Consolidating Oracle Databases on Private Grids

I've enjoyed the Oracle Red Room blog for some time now so I'm pleased to be finally making a contribution of my own. I'm Roland Slee and after 17 years in sales at Oracle I've recently become the senior representative for Oracle's Database Development organisation in Asia Pacific & Japan. You can learn more about what I do by listening to the podcast below.

I've spent the past two days at the Gartner Infrastructure, Operations and Data Centre Conference in Sydney. The conference themes were "Cloudy, Green and Virtualised". It was an excellent event and I thoroughly enjoyed my discussions there with Gartner analysts including John Roberts, Phil Sargeant and Errol Rasit.
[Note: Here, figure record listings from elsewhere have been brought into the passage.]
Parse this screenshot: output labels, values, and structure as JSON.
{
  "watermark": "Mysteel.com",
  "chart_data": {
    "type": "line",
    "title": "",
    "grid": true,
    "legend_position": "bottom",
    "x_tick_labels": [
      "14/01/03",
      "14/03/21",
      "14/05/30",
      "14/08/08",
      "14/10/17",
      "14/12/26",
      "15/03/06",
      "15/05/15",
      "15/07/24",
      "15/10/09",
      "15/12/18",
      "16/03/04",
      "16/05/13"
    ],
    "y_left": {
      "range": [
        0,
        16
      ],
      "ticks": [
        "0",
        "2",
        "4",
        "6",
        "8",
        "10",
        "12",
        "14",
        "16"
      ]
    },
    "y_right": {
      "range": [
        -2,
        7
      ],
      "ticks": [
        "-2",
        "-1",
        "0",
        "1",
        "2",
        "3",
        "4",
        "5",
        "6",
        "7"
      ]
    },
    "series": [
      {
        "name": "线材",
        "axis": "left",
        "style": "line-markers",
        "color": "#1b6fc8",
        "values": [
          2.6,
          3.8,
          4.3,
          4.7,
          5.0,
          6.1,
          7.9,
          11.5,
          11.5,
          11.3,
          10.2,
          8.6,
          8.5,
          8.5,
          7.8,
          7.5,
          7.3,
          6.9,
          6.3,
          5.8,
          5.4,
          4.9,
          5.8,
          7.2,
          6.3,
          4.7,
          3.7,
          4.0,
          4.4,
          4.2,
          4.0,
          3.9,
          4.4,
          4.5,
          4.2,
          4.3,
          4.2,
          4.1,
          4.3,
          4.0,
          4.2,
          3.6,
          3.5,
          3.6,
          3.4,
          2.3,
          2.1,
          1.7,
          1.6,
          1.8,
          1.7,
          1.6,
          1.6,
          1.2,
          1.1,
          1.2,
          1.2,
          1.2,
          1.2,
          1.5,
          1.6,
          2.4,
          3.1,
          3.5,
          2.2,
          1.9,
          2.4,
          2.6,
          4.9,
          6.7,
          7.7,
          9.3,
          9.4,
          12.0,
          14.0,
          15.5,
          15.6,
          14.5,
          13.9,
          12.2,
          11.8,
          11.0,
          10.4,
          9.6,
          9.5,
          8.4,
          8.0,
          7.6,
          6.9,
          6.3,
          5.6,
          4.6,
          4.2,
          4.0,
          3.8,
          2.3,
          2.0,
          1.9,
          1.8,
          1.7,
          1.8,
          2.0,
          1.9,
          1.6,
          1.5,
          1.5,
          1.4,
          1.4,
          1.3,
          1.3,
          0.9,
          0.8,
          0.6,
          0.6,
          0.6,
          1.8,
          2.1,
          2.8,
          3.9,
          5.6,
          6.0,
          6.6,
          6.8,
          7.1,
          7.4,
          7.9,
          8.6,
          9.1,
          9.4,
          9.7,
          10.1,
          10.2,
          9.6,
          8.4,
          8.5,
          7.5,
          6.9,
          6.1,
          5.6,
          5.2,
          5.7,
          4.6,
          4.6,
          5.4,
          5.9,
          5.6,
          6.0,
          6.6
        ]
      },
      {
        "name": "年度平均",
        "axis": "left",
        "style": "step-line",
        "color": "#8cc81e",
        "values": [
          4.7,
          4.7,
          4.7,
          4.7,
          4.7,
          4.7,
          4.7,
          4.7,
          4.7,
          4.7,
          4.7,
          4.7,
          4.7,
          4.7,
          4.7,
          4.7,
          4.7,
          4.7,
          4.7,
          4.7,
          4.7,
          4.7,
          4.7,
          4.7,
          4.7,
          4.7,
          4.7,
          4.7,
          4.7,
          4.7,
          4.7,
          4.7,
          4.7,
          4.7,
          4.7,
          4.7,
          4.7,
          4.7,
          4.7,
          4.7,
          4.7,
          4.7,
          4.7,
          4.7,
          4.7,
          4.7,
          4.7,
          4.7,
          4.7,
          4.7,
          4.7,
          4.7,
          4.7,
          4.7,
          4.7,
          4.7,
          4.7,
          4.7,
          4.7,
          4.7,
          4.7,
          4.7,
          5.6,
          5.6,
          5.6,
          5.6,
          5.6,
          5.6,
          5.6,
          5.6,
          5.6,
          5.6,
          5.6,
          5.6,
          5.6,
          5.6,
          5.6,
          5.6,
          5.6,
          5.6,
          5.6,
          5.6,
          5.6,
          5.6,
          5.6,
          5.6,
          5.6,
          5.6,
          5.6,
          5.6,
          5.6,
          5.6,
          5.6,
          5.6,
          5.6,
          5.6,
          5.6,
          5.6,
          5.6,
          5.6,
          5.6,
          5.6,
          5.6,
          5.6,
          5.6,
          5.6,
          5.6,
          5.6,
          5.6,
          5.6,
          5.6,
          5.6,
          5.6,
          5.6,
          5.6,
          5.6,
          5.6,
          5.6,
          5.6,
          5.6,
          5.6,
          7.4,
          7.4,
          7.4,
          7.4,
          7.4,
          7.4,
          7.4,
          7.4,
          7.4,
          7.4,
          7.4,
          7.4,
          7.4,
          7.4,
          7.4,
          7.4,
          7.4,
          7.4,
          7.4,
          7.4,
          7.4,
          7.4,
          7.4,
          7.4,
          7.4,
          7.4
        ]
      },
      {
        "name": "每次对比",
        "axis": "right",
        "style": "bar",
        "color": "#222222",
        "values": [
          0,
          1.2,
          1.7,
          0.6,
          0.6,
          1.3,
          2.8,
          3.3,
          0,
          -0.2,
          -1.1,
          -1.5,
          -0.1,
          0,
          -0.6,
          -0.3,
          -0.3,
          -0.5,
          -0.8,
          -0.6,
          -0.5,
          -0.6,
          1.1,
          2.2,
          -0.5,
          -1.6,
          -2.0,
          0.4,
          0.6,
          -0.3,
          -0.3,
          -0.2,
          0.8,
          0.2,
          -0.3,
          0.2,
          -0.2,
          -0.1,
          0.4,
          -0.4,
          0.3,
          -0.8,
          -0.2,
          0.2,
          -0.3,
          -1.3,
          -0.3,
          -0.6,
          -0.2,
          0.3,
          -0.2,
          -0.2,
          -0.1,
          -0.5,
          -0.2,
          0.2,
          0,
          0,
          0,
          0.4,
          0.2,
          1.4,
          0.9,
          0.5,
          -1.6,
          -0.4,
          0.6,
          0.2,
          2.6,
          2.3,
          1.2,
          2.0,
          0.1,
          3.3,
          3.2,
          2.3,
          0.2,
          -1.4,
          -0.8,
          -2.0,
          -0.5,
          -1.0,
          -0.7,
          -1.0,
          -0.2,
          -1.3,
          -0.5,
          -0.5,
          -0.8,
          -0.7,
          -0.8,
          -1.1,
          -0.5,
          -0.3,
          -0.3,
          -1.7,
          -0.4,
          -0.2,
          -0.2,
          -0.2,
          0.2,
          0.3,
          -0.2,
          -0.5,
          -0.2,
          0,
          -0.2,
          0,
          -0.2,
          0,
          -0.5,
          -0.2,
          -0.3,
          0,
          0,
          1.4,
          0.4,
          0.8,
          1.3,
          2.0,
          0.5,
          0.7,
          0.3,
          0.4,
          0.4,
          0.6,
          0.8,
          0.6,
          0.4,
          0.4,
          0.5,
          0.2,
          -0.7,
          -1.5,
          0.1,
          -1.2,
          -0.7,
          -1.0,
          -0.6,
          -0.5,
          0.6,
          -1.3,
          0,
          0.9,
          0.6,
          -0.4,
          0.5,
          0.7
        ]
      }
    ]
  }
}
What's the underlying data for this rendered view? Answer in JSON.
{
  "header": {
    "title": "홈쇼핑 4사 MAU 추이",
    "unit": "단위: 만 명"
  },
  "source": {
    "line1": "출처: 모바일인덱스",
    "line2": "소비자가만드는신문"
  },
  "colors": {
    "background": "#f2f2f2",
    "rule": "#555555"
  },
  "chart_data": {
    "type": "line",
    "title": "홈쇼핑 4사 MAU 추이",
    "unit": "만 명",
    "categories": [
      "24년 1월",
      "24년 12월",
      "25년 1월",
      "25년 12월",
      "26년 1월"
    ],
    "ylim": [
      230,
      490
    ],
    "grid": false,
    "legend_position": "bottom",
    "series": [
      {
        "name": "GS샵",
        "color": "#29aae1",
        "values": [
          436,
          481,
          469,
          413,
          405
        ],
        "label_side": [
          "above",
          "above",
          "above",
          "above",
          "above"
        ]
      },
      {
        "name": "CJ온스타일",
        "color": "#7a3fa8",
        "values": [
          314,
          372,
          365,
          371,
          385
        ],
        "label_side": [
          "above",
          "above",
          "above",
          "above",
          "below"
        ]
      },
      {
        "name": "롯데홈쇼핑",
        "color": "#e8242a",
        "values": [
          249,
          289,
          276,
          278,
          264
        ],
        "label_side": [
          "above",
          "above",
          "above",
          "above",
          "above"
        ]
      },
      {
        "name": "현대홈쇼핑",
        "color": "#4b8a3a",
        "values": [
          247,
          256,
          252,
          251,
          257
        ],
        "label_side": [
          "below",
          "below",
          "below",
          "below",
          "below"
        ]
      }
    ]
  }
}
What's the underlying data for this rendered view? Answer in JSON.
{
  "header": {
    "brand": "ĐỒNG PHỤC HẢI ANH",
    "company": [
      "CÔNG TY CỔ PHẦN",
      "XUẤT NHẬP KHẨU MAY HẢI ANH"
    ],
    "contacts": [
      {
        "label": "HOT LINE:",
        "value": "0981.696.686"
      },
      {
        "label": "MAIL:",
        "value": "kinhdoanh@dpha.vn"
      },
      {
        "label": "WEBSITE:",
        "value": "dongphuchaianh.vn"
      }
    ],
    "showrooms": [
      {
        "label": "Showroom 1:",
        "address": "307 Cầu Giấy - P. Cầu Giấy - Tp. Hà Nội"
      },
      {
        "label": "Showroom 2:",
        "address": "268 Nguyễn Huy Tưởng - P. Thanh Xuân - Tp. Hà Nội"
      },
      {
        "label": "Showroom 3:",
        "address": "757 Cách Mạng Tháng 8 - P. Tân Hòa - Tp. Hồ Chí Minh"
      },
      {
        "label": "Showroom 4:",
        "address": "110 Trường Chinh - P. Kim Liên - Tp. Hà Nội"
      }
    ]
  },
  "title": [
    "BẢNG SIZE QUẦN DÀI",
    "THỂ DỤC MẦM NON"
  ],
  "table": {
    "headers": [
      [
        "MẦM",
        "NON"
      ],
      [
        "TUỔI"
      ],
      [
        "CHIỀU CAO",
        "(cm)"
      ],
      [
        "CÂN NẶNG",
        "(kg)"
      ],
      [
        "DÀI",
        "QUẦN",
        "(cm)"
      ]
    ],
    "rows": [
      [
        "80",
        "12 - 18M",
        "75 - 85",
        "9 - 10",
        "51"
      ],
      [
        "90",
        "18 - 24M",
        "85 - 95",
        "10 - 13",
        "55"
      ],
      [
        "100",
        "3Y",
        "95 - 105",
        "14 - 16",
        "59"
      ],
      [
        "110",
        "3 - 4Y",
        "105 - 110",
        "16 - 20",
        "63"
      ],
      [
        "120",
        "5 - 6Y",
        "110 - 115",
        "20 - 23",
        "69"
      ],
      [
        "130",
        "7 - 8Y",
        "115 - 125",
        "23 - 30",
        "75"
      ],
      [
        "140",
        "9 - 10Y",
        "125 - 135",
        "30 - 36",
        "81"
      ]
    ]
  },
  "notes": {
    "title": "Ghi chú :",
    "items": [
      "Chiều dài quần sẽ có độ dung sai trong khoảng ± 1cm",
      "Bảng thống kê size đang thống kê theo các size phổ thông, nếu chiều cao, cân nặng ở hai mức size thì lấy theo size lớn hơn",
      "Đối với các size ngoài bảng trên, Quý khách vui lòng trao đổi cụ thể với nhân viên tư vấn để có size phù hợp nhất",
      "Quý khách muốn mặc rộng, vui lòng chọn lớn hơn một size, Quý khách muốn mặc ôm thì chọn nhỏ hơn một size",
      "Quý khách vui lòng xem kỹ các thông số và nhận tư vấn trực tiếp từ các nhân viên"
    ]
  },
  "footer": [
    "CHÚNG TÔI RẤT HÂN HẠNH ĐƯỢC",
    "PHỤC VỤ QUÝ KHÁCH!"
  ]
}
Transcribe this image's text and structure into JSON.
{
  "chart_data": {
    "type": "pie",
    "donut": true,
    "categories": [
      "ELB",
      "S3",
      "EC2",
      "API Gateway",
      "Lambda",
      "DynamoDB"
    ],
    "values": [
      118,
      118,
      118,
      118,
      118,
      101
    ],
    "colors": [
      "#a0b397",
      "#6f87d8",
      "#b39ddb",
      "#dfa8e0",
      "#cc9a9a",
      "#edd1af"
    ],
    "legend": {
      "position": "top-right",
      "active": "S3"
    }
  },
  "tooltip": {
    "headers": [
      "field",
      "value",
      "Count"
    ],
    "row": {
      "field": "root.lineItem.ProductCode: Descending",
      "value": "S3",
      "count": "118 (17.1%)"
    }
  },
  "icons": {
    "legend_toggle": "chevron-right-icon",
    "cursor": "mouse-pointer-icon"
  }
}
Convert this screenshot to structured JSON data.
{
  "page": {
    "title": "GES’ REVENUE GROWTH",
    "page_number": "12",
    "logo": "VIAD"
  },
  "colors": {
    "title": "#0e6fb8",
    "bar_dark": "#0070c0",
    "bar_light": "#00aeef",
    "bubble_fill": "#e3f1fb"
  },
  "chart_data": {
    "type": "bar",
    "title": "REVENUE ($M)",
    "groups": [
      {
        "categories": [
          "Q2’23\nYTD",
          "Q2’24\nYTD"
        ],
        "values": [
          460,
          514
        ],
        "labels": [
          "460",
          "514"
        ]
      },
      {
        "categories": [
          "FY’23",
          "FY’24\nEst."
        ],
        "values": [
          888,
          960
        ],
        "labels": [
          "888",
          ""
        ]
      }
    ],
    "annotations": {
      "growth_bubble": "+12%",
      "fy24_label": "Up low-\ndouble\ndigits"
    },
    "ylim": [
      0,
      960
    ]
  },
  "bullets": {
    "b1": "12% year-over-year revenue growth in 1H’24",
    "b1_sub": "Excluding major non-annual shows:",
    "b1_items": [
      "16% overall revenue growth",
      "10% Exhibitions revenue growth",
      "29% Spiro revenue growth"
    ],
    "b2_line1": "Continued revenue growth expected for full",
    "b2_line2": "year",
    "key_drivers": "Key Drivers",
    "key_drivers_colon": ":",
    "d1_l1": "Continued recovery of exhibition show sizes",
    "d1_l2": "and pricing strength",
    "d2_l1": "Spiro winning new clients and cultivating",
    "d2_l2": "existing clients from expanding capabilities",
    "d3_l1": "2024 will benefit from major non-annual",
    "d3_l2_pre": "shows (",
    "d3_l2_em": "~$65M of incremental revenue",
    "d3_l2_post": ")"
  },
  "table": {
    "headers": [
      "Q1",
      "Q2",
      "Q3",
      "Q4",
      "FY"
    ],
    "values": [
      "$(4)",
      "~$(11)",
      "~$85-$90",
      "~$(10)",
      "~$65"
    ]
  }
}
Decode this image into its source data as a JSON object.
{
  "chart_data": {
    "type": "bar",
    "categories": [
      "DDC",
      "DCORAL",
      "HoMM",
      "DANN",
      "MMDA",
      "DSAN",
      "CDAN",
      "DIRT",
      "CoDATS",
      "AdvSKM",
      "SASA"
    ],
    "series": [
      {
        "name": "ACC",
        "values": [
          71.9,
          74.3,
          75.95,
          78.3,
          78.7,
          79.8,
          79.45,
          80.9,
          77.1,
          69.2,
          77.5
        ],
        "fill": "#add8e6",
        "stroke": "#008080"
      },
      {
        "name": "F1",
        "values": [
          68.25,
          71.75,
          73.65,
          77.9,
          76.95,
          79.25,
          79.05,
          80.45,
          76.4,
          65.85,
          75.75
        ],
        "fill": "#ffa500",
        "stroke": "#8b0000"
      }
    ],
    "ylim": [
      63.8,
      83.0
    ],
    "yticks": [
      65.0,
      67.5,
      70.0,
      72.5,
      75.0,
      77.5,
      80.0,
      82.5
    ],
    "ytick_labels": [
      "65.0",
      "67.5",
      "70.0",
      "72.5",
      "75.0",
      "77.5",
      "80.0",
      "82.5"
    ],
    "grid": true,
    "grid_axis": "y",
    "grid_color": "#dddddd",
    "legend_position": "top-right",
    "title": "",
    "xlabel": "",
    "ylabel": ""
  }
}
I gave a presentation on consolidating Oracle Databases onto shared grids and participated in a vendor panel with Phil Davis from Dell and Gordon Makryllos from APC.

Much of the talk at the conference was focused on virtualisation and cloud computing, topics that remain somewhat theoretical for many customers, so I was keen to offer some very practical ways that customers can adopt an agile, virtualised infrastructure to run their Oracle Databases.

I described in my presentation the way an Australian customer has consolidated more than 300 Oracle Databases onto three database grids, significantly lifting the quality of service for their Oracle systems while also improving DBA productivity and saving money. Oracle Database workloads are found in nearly every enterprise data centre. The Oracle Database is a workload that lends itself to consolidation and virtualisation because Oracle Real Application Clusters allows Oracle Databases workloads to be migrated from scale-up environments to scale-out ones, usually without change to business applications.

The Sun Oracle Database Machine makes this style of consolidation even more attractive because it offers a pre-built, pre-optimised "private cloud" configuration that is ideal for database consolidation as it offers extraordinary performance, availability and agility through its ability to leverage industry standard servers and storage in a transparent, scale-out architecture.

Here's the presentation:


Here's a podcast that summarises the key messages.

Listen!

So if you're running multiple Oracle Databases on dedicated, scale-up infrastructure then there are great savings to be had by consolidating your database workloads onto a low-cost, agile grid. The Sun Oracle Database Machine is an ideal platform for such a consolidation.